Exhibit Explores Polish Links of Artists Kahlo, Rivera

A new art exhibition that explores the little-known connections Mexican artists Frida Kahlo and Diego Rivera had to Poland is bringing works inspired by Mexico’s indigenous cultures to a European audience which rarely has the chance to see them.

 

“Frida Kahlo & Diego Rivera. Polish Context” features iconic Kahlo self-portraits and paintings by Rivera alongside works by two Polish-born artists.

 

The show also tells the story of the mysterious disappearance of a Kahlo painting titled “The Wounded Table” after it was displayed in Poland in 1955.

 

Organizers hope the exhibit might even lead to the mystery of the lost painting being solved. They are asking for tips from anyone who has information.

 

The exhibit opens Thursday at the ZAMEK Culture Center in Poznan and will run until January 21.

 

It features 29 works by Kahlo, most of them from the Jacques and Natasha Gelman Collection that was bequeathed to the Metropolitan Museum of Art in New York. There are 10 paintings by Rivera, who was best known for large murals that do not travel. Video screens showing his murals convey a fuller spectrum of his work.

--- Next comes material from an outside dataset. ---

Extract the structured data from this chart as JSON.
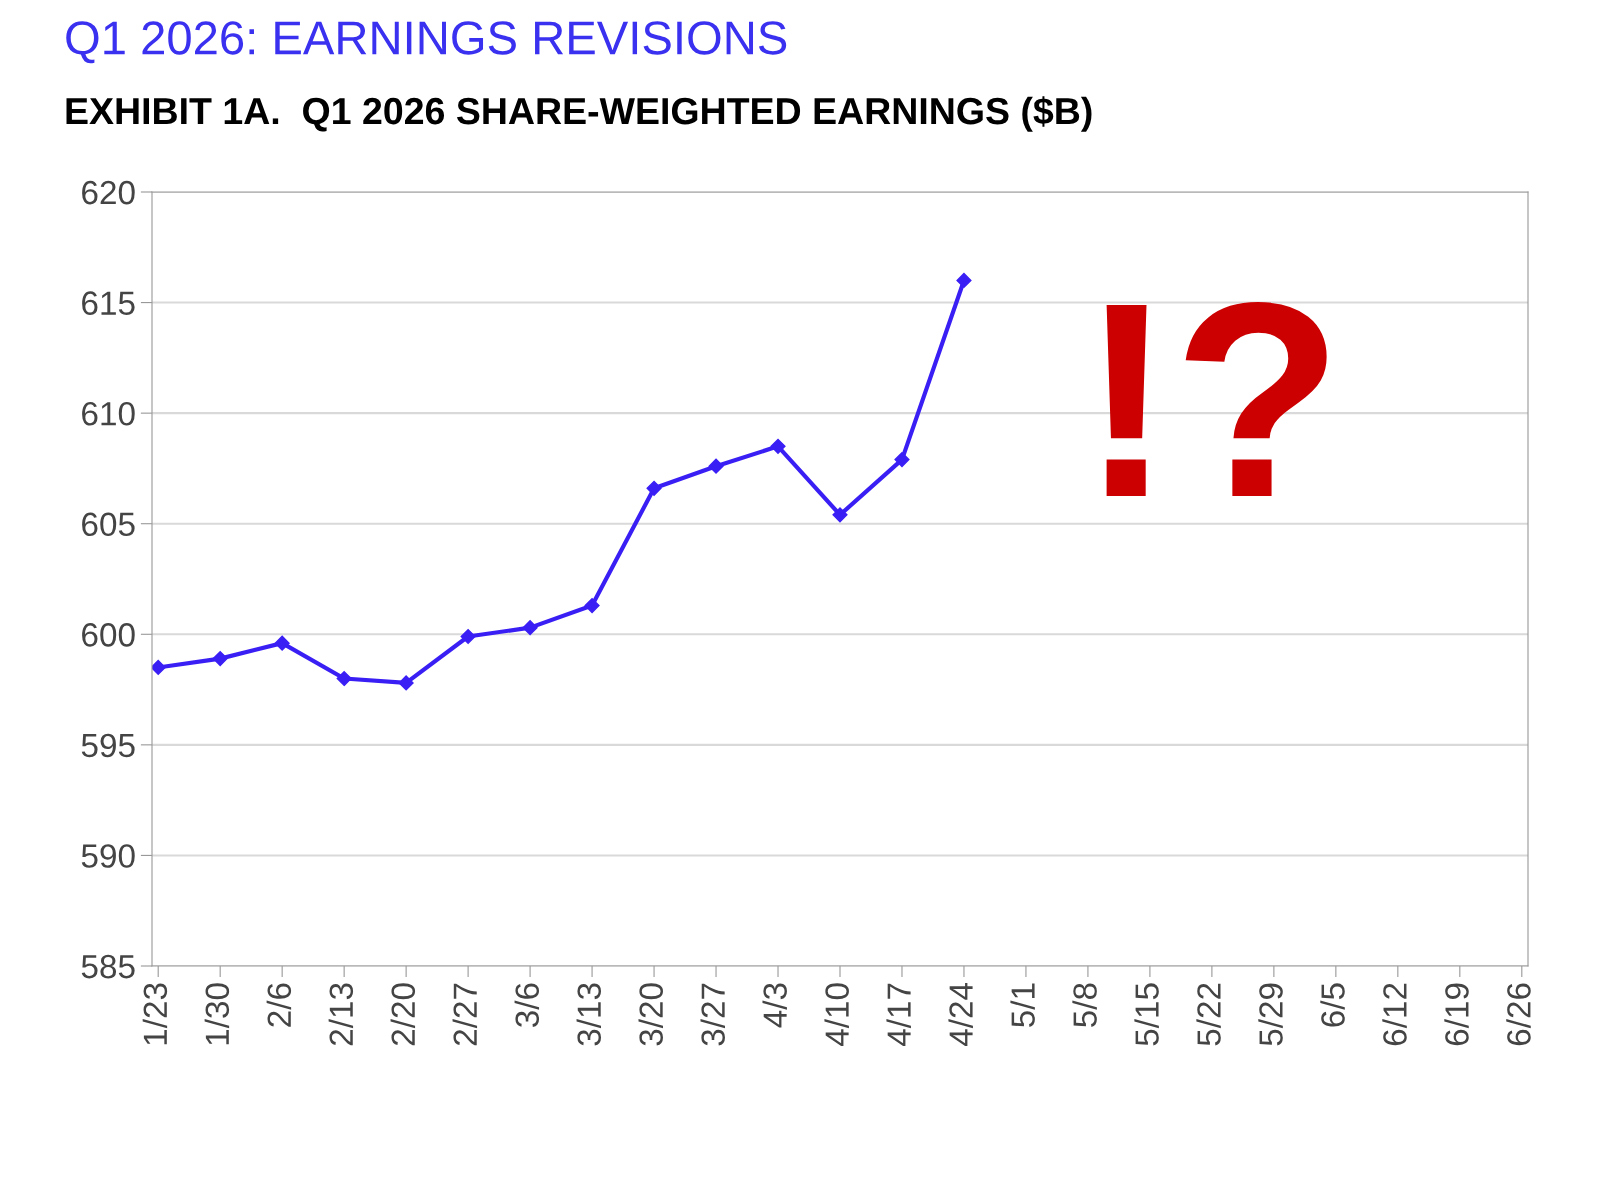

The show also includes works by two Polish-born artists linked to the couple.

 

One is the photographer Bernice Kolko, who took photos of Kahlo during the last years of her life, even intimate images of the artist on her death bed and at her funeral. The other is Fanny Rabel, who was a student of Kahlo’s and an apprentice to Rivera, becoming one of the first female muralists in Mexico.

 

“This is an exhibition which has a lot of contrasts, including very well-known works and unknown works,” curator Helga Prignitz-Poda said.

 

The organizers included a photo of the lost “The Wounded Table,” a surrealistic work that last was on public display in 1955 in Warsaw. Poland was a Soviet satellite state at the time.

 

Kahlo, a Communist, donated it to the Soviet Union, which “was not was not pleased with the gift” given that the Soviet authorities at the time favored Socialist realism, Prignitz-Poda said.

 

Nobody knows what happened to it. One theory is that the Soviets disliked it so much they destroyed it.

 

The paintings on display include several of Kahlo’s key works, including “Self-portrait with Monkeys” and “Self-portrait as Tehuana,” also known as “Diego in My Thoughts.” The painting shows Kahlo stuck in a web and with a small portrait of Rivera on her forehead, an apparent reference to her long obsession with the husband who betrayed her with other women.

 

A large portrait by Rivera of Natasha Gelman, the art collector, is also on display.